Chris Matthews' 'Jack Kennedy: Elusive Hero' Gets A-List Book Launch Party (PHOTOS)

PHOTOS: A-List Party For MSNBC Host

WASHINGTON -- The back room of the Hay Adams Hotel was the place to be on Wednesday night, as Washington A-listers turned out to toast Chris Matthews' new book, "Jack Kennedy: Elusive Hero." The critically acclaimed biography seeks, in Matthews' words, to "find the human Jack [Kennedy] ... to try and understand him as a guy, not just a rich prince."

To the casual observer, the well-heeled, boisterous crowd in the room looked like an embodiment of the "political and media elite" reviled in certain corners of the political arena. But for the 200 or so partygoers, the room divided into two distinct groups.

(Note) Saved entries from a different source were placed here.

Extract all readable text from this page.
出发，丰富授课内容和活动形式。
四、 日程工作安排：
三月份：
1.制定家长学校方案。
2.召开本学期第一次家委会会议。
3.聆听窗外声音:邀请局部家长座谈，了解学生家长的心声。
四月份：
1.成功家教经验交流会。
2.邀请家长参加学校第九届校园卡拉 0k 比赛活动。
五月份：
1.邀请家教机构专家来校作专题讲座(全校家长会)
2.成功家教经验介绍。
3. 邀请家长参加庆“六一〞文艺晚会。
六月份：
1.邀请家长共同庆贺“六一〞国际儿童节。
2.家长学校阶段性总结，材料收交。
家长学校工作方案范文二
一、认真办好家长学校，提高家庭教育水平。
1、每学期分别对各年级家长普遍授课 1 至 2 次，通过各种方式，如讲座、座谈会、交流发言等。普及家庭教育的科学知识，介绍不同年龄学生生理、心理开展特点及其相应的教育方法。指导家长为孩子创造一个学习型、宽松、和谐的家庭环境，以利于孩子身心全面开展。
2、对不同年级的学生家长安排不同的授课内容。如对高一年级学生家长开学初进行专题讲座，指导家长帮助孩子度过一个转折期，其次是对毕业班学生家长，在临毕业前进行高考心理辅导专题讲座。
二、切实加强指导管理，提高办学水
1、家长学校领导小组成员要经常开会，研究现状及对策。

The first group was made up of established, 50-plus political heavyweights, among them Supreme Court Justices Steven Breyer and Antonin Scalia, House Minority Whip Steny Hoyer (D-Md.), Sens. John Kerry (D-Mass.), Frank Lautenberg (D-N.J.), Sheldon Whitehouse (D-R.I.) and Claire McCaskill (D-Mo.), NBC's Andrea Mitchell and her husband, former Federal Reserve Chairman Alan Greenspan, British Ambassador Sir Nigel Sheinwald, the Washington Post's Ben Bradlee and Sally Quinn, journalist and author Bob Woodward, HuffPost's own Howard Fineman, MSNBC's morning stars Joe Scarborough and Mika Brzezinski, and more than a dozen Democratic House members, including the dean of the caucus, Rep. John Dingell (D-Mich.) and Democratic National Committee chairwoman Rep. Debbie Wasserman Schultz. Many of these guests had known each other for decades, and their banter with Matthews and his wife, Kathleen Matthews had the feeling of a family reunion.

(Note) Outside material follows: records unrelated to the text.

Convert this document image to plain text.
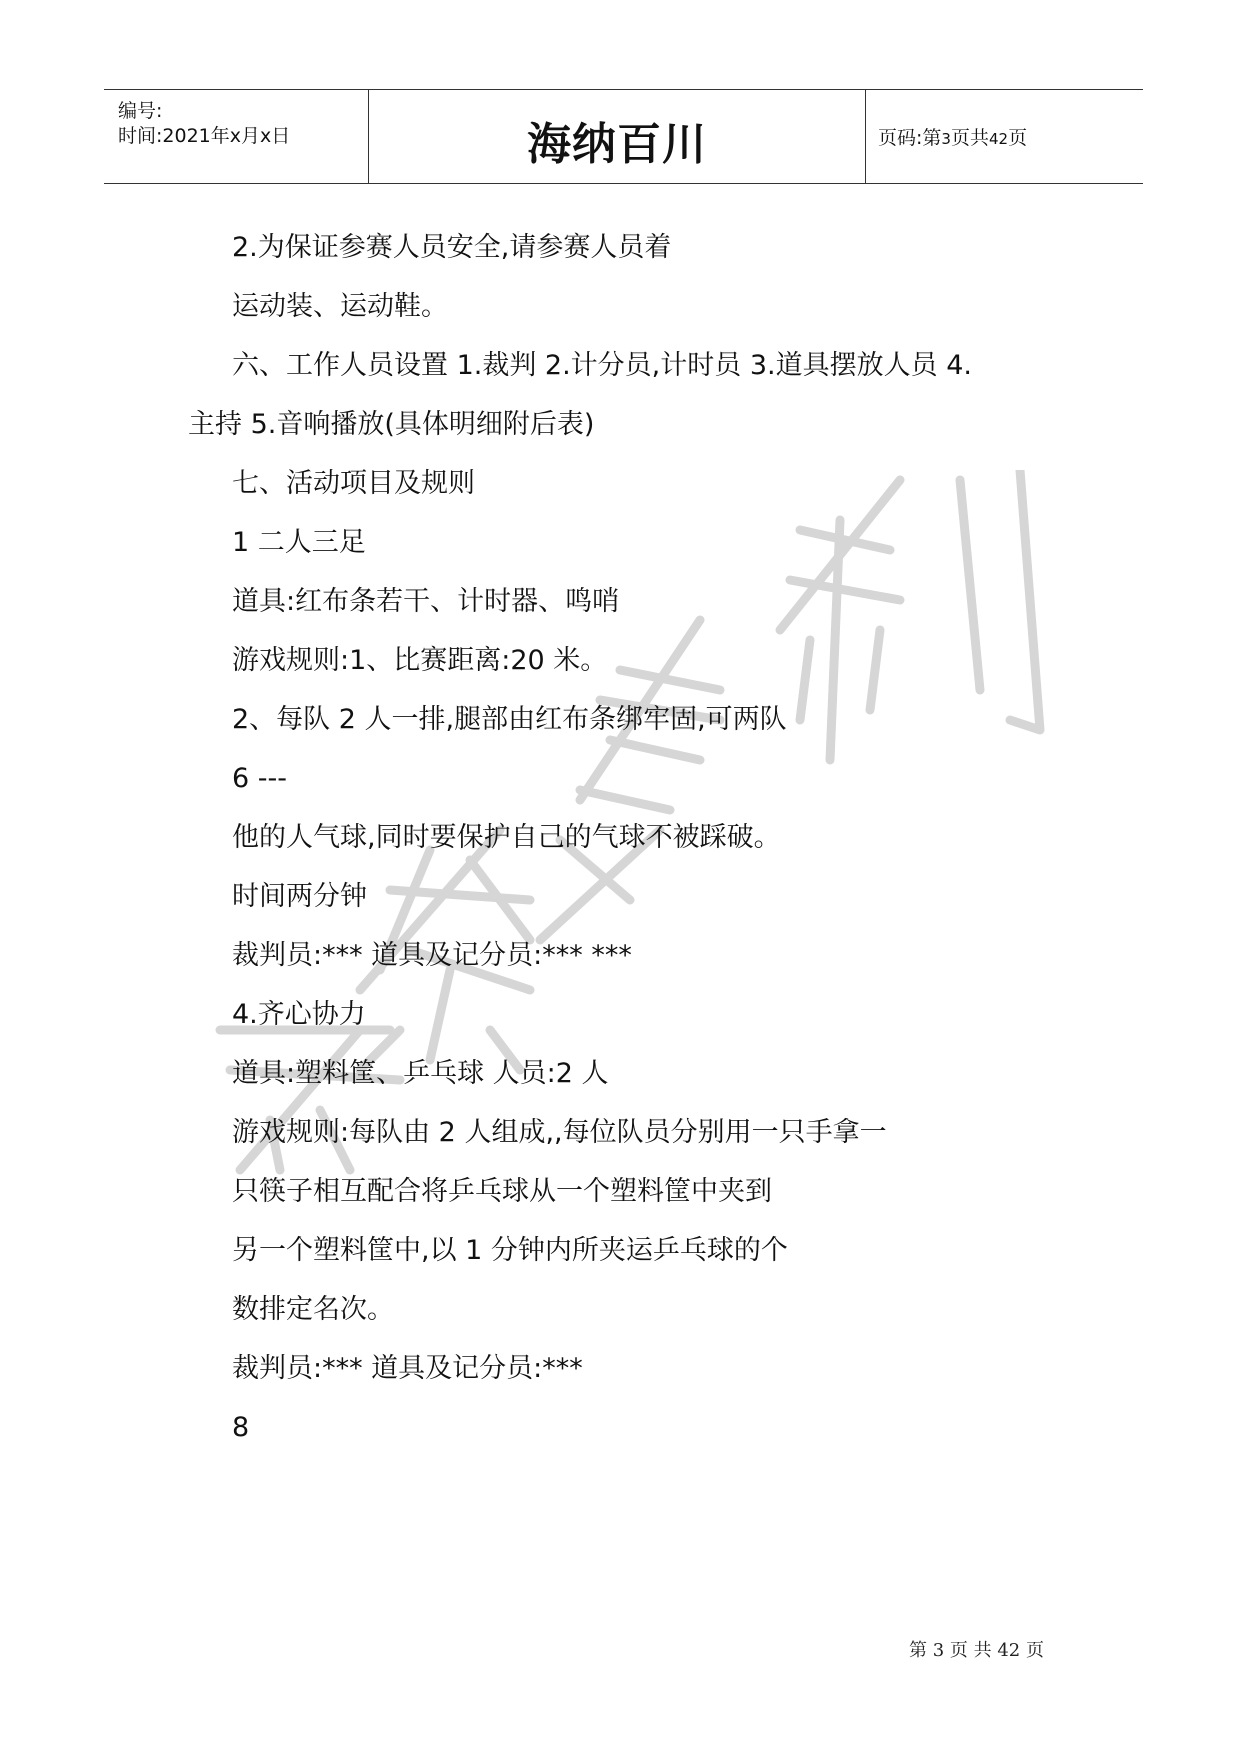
编号:
时间:2021年x月x日	海纳百川	页码:第3页共42页
2.为保证参赛人员安全,请参赛人员着
运动装、运动鞋。
六、工作人员设置 1.裁判 2.计分员,计时员 3.道具摆放人员 4.
主持 5.音响播放(具体明细附后表)
七、活动项目及规则
1 二人三足
道具:红布条若干、计时器、鸣哨
游戏规则:1、比赛距离:20 米。
2、每队 2 人一排,腿部由红布条绑牢固,可两队
6 ---
他的人气球,同时要保护自己的气球不被踩破。
时间两分钟
裁判员:*** 道具及记分员:*** ***
4.齐心协力
道具:塑料筐、乒乓球 人员:2 人
游戏规则:每队由 2 人组成,,每位队员分别用一只手拿一
只筷子相互配合将乒乓球从一个塑料筐中夹到
另一个塑料筐中,以 1 分钟内所夹运乒乓球的个
数排定名次。
裁判员:*** 道具及记分员:***
8
第 3 页 共 42 页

The second group consisted of the ambitious young reporters who drive political coverage in Washington, including Luke Russert, Kelly O'Donnell and Ken Strickland from NBC, CNN's Brianna Keilar, Time magazine's Jay Newton Small, Real Clear Politics' Erin McPike, Slate's Dave Weigel and Politico's Patrick Gavin. Of the 50 or so younger guests, a few were hungry for a chance to appear on Matthews' nightly political talk show, "Hardball," and the presence of a couple of MSNBC bookers caused a buzz in the back half of the room. "I'm just so close to getting booked on 'Hardball,'" one young reporter said to me in a tone that bordered on lustful, "I can't leave this party yet."

As the party breezed on past 9 p.m. -- late, by Washington standards -- a couple of the older men were spotted chatting up young women in corners of the room, and plans were made for where the party should go next. A group of a dozen MSNBC staffers stopped in to the Hay Adams basement bar, Off The Record, but deeming it too crowded, they made their way across the street to P.J. Clarke's for a celebratory dinner.